Он долго не мог уснуть. Перед глазами возник щеголеватый ротмистр Каменцев, устраивавший вновь прибывшего в гусарский полк корнета Павловского. Затем Восточная Пруссия. Они с подполковником Каменцевым, прискакавшим под пулями сообщить ему о назначении Павловского командиром эскадрона, сидят и курят под тёплым дождём. Госпиталь в Петрограде. Полковник Каменцев навещает его, Павловского, поздравляет с производством в новый чин и советует не спешить на фронт. Квартира Каменцевых на Васильевском острове, ласковый голос хозяйки, нервный, задёрганный полковник… Последняя встреча с Каменцевым, старшим товарищем, лучшим и надёжным другом… Павловский понимал, он потерял не просто самого надёжного друга и наставника, из его жизни вырвали всё лучшее и яркое прежнее, вырвали надежду, оставив грязное, кровавое, жалкое настоящее и мутное, безрадостное будущее. В злобе и отчаянии его накрыл тяжёлый, мрачный сон.
Павловский проспал без малого трое суток.
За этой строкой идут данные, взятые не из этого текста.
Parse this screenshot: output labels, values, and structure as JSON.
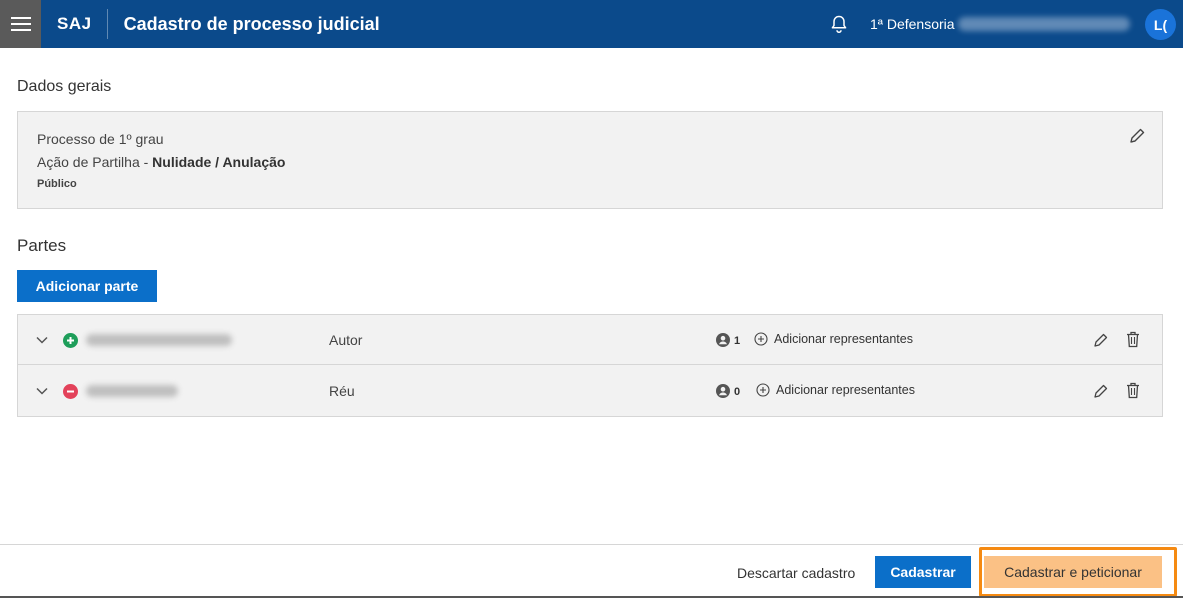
{
  "header": {
    "app_name": "SAJ",
    "page_title": "Cadastro de processo judicial",
    "unit_name": "1ª Defensoria",
    "avatar_initials": "L(",
    "background_color": "#0b4a8b"
  },
  "general": {
    "section_title": "Dados gerais",
    "instance": "Processo de 1º grau",
    "action_prefix": "Ação de Partilha - ",
    "action_detail": "Nulidade / Anulação",
    "visibility": "Público"
  },
  "parties": {
    "section_title": "Partes",
    "add_button_label": "Adicionar parte",
    "items": [
      {
        "status": "plus",
        "role": "Autor",
        "representatives_count": "1",
        "add_representatives_label": "Adicionar representantes"
      },
      {
        "status": "minus",
        "role": "Réu",
        "representatives_count": "0",
        "add_representatives_label": "Adicionar representantes"
      }
    ]
  },
  "footer": {
    "discard_label": "Descartar cadastro",
    "save_label": "Cadastrar",
    "save_and_petition_label": "Cadastrar e peticionar",
    "highlight_color": "#f58a12"
  }
}
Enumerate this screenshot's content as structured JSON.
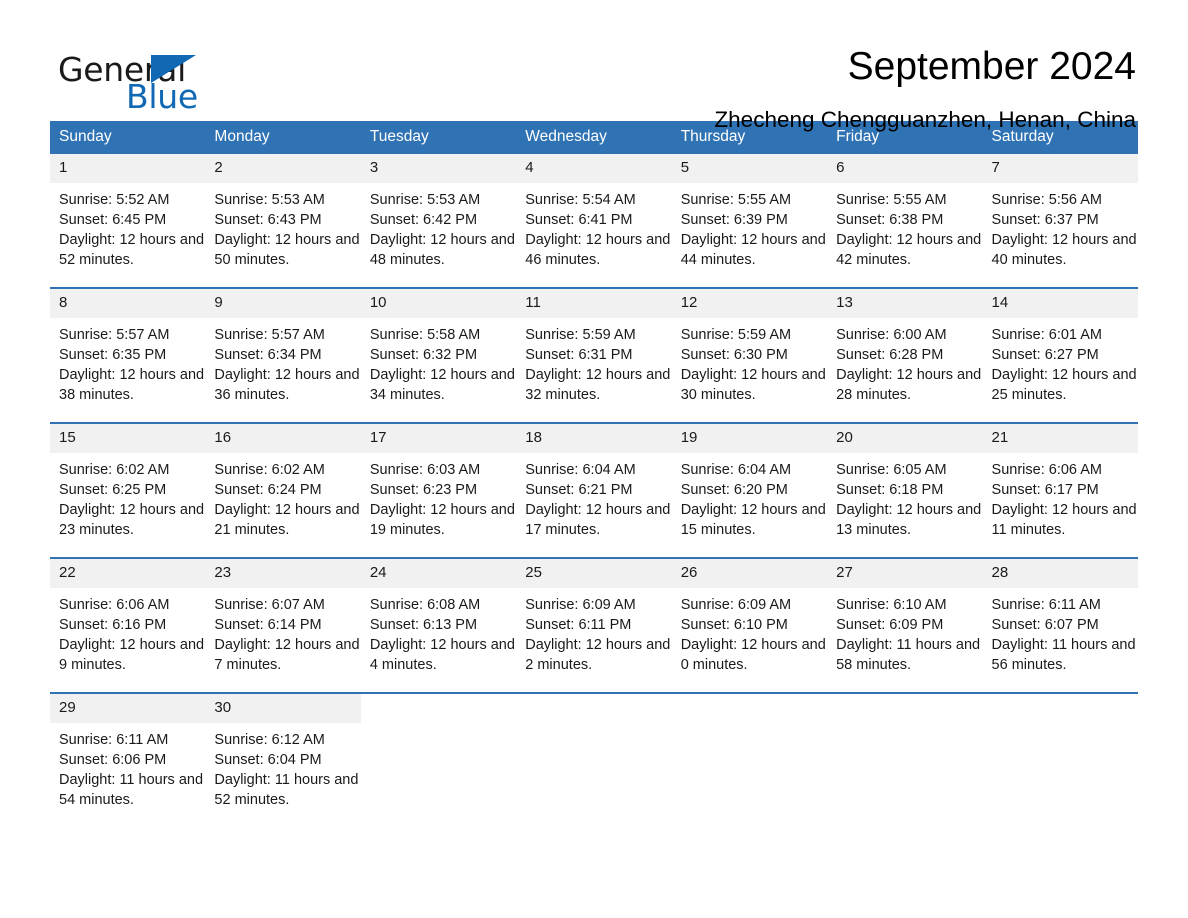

Проснулся здоровым и бодрым. В комнате, напротив его кровати, облачённый в новенький мундир с золотыми погонами подпоручика, сидел Гуторов. На его высоких лаковых сапогах (явно офицерских, с германского склада) играли отблески весенних солнечных лучиков, проникавших сквозь тюлевые занавески. Гуторов встал и, разведя руки, радостно воскликнул:
— Ну, наконец-то! Мы уж с фон Розенбергом подумали, что наш медведь весну с зимой перепутал. С добрым утром, господин ротмистр! Ваша одежда в шкафу. После завтрака нас ждут. Поторапливайтесь.
Побрившись, умывшись и наскоро выпив принесённый кофе, Павловский открыл платяной шкаф и обнаружил в нём новый с иголочки мундир с золотыми погонами ротмистра, без звёздочек, с одним малиновым просветом.
— Гуторов, — с удивлением и ноткой недовольства спросил Павловский, — почему погоны на мундире чужие, я ещё пока штабс-ротмистр? Да и вы, как мне помнится, до недавнего времени в прапорщиках ходили?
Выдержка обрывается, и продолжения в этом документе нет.